Senate state budget debate

Senate Finance Committee Chairman Eric LaFLeur, D-Ville Platte, leads debate over the $29 billion state budget during a session held Saturday, June 3, 2017.

The State Senate has advanced the state budget for the coming year, a week before lawmakers are set to meet in another special session to try to address a nearly $650 million gap in the coming year that has led to deep cuts to most state agencies.

The chamber had little discussion of the actual specifics of where dollars would go under the proposed spending plan, with senators acknowledging that the final version of House Bill 1 won't come until the special session, after legislators consider revenue-raising proposals to replace temporary tax measures that expire June 30.

The Senate voted 27-10 in favor of the proposal – described by many as more of a demonstration than an actual spending plan. Those who voted against it, all Democrats, preferred that the chamber not entertain HB1 without additional revenue.

Senate Finance Chair Eric LaFleur, D-Ville Platte, said he thinks that the bill, which would cut most state agencies by about 25 percent while fully-funding health care priorities, illustrates "just how bad the problem is" for constituents.

"We have demonstrated the magnitude of the problem," he said. "We know the budget is not realistic, in a sense, because it has these cuts in it."

HB1 now heads back to the House with the Senate's proposed changes. Normally, the two chambers would then negotiate their differences to reach a final plan. It's unclear what happens now as lawmakers have a two-week special session to finalize the spending plan.

Gov. John Bel Edwards, a Democrat, issued a broad call Monday for the special session set to begin Tuesday. It must end by June 4.

Sen. Karen Carter Peterson, a New Orleans Democrat, urged the Senate to reject passing a budget bill until more revenue can be raised in the special session.

"We know it's inadequate. It's not fair to the people we serve," she said. "This is just an exercise in futility."

"Next year if you're up for re-election are you going to tell people you are proud of the budget you passed? Absolutely not," Peterson said.

Several senators who voted for the bill acknowledged its flaws.

"This is not a good budget," said Sen. Jim Fannin, a Jonesboro Republican who previously chaired the House Appropriations Committee.

But he said that it still outlined spending for some $28 billion on priorities.

House Bill 1's passage off the Senate floor was a step seen as crucial to getting to the next phase in what has become a three-year battle over state finances.

Edwards on Monday formally issued his call for a special session that will begin Tuesday with the goal of addressing a nearly $650 million "fiscal cliff" the state faces when temporary tax measures expire June 30. House Republicans wanted the Senate to demonstrate its priorities before they would agree to end the current session early to begin another revenue-focused special session.

The House passed its own version of House Bill 1 last month that included deep cuts to health care funding, prompting Gov. John Bel Edwards' administration to send letters to thousands of elderly and disabled residents warning of the threat to their services.

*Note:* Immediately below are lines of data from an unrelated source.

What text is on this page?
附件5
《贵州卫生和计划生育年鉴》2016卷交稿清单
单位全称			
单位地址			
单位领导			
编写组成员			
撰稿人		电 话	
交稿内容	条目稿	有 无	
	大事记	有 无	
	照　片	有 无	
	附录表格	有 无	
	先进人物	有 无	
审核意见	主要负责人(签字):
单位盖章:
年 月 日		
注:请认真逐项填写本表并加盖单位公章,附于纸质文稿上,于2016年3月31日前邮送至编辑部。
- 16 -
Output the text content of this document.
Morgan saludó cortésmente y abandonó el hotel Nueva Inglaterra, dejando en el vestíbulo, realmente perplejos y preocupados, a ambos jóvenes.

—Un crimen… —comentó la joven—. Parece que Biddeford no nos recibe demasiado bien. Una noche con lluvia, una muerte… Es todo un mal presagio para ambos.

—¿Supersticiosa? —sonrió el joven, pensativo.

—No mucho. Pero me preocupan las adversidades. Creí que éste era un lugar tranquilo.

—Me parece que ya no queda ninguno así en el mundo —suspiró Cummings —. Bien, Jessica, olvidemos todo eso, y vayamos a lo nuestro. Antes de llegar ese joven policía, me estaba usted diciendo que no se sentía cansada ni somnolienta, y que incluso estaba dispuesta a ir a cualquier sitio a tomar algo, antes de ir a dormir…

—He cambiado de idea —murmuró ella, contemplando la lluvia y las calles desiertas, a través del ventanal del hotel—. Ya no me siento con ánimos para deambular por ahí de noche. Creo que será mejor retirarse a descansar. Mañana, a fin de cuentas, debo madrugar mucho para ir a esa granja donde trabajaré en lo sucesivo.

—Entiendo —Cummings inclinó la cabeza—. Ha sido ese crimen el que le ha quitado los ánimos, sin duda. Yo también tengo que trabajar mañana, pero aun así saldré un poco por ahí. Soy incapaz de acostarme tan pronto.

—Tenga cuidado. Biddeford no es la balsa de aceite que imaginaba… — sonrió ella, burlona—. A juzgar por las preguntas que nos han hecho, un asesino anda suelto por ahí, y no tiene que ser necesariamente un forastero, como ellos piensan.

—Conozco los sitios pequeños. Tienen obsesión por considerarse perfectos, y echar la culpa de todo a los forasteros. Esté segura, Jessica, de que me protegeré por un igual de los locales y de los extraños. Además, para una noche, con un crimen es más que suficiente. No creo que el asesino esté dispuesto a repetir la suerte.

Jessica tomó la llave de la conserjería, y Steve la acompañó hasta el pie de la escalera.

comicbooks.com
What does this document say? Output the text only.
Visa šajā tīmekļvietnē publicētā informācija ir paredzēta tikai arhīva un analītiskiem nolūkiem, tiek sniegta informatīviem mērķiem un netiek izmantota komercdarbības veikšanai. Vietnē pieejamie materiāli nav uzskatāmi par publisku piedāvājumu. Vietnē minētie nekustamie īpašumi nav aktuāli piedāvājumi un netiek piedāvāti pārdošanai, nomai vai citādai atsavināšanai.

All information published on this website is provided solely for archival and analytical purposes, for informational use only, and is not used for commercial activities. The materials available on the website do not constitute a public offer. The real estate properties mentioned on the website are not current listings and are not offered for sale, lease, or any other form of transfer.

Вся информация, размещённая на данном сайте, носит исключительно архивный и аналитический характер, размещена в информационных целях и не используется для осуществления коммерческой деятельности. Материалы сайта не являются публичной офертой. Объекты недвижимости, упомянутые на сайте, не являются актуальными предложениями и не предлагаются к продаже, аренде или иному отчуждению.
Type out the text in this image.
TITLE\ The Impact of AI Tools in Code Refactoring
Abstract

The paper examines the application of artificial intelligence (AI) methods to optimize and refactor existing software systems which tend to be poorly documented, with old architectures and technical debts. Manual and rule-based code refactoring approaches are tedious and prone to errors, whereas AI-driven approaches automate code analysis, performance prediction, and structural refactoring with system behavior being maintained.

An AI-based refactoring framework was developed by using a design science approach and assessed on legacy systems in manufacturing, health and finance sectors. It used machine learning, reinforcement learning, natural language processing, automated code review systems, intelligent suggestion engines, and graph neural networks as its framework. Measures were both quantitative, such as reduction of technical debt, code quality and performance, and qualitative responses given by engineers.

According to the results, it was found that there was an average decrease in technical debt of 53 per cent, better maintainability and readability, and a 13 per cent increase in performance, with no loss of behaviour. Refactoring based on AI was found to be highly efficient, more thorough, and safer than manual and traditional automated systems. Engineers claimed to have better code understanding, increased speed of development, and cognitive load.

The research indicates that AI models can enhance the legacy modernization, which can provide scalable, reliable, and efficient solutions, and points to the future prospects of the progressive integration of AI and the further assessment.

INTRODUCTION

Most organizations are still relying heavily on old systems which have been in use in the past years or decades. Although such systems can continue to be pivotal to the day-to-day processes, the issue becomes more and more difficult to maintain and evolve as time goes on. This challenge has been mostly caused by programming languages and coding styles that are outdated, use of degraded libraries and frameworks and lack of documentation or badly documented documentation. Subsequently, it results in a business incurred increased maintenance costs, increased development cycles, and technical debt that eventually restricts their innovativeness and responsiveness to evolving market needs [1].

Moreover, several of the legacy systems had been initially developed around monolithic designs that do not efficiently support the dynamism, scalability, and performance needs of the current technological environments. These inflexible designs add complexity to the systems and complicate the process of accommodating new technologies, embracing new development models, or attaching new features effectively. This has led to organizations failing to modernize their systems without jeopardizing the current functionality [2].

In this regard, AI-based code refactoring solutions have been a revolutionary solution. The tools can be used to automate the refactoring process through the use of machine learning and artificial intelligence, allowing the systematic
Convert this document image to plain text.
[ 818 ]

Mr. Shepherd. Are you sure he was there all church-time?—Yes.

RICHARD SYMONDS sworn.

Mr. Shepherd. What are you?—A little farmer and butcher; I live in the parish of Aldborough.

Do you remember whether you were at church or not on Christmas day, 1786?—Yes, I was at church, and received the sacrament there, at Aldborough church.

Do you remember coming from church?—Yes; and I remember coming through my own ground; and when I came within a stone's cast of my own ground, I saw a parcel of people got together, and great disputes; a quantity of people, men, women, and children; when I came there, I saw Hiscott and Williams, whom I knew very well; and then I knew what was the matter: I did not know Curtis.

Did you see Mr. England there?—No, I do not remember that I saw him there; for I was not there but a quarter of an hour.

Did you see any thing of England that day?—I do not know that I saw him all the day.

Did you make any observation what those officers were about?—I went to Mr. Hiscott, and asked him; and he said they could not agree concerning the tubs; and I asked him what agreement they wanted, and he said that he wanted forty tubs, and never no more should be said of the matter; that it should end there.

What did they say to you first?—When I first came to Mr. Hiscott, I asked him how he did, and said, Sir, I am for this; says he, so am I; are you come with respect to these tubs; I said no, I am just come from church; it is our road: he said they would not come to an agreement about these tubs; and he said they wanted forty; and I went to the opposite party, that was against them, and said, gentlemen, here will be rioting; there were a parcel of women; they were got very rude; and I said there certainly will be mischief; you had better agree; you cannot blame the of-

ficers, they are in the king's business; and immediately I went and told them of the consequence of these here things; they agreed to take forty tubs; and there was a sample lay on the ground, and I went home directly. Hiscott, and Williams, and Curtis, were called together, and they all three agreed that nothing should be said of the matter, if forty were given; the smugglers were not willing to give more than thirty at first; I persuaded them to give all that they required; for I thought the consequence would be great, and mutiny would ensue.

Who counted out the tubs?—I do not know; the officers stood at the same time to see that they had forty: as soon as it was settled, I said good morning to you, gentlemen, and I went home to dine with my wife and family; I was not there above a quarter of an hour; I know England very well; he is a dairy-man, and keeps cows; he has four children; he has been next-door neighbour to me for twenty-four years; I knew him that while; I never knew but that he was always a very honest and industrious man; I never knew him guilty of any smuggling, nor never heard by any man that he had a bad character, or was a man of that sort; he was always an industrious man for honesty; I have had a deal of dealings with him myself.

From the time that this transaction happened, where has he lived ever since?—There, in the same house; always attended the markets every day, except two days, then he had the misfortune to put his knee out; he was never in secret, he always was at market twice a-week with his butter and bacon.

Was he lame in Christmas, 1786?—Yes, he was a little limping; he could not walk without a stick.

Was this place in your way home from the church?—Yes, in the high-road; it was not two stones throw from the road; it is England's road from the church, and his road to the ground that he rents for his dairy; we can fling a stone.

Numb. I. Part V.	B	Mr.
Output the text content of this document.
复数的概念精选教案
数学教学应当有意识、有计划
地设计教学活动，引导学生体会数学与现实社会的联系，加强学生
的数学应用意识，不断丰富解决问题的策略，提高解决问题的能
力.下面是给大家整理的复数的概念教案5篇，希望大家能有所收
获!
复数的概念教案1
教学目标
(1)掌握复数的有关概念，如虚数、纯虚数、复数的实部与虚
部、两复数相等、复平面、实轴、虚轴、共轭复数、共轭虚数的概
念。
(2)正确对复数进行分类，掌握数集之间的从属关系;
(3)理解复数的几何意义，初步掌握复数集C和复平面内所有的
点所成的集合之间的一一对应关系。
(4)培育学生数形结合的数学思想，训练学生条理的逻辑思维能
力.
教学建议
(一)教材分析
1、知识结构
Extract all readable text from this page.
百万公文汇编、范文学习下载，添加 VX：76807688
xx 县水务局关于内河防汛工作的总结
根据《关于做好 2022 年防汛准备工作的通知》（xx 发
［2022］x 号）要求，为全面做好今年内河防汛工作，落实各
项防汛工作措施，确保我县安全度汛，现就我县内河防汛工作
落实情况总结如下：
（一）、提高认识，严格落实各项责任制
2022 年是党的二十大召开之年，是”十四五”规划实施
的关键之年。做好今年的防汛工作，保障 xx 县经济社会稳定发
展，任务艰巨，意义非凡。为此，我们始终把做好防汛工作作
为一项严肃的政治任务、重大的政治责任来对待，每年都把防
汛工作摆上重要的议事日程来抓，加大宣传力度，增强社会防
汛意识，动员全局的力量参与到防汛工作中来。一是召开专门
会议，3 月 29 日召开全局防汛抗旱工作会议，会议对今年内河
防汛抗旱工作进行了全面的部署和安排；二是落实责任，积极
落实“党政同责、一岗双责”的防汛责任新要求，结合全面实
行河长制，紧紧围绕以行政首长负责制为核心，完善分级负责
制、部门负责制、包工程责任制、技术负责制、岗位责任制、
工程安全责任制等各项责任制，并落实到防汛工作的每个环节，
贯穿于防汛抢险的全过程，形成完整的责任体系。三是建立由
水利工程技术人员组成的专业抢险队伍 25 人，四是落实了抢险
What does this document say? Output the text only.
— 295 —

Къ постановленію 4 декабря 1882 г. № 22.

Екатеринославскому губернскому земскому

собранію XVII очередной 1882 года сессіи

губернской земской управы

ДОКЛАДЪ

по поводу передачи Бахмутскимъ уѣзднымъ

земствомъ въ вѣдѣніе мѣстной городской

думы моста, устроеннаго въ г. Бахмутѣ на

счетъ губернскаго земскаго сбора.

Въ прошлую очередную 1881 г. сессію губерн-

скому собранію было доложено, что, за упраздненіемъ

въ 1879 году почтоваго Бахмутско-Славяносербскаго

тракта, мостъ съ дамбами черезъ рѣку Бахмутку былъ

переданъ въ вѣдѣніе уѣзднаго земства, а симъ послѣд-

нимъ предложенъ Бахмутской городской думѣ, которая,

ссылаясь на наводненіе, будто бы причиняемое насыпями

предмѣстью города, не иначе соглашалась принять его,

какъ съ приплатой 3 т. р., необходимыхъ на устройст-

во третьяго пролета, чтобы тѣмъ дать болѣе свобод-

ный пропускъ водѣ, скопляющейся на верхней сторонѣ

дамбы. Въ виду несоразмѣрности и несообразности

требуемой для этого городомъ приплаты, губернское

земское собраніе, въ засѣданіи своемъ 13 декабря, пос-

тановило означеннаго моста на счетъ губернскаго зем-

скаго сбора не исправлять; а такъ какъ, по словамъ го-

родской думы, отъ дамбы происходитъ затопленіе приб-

House Republicans blasted the move as politically calculated, and the Senate came back with its own proposal that fully funds the state Department of Health, at the expense of deep cuts to other areas of the budget. Scholarships through the popular Taylor Opportunity Program for Students would be cut by about 30 percent, and colleges would take about an 11 percent cut.

Other deep cuts outlined would ultimately shutter museums and parks, force thousands of layoffs of state workers and eliminate food stamps in Louisiana, among other drastic measures.

LaFleur said it was important to the Senate to identify life-or-death programs as "priorities" that must be funded, while demonstrating what it would mean to other state services if revenue isn't raised.

The Senate has separately adopted two resolutions outlining the areas they view as priorities heading into a special session, including extending a portion of a one-cent sales tax that will roll off the books on July 1, charging sales taxes on items that would otherwise be exempt (a process commonly referred to in the State Capitol as "cleaning pennies") and reviewing which tax credits are less lucrative to the state.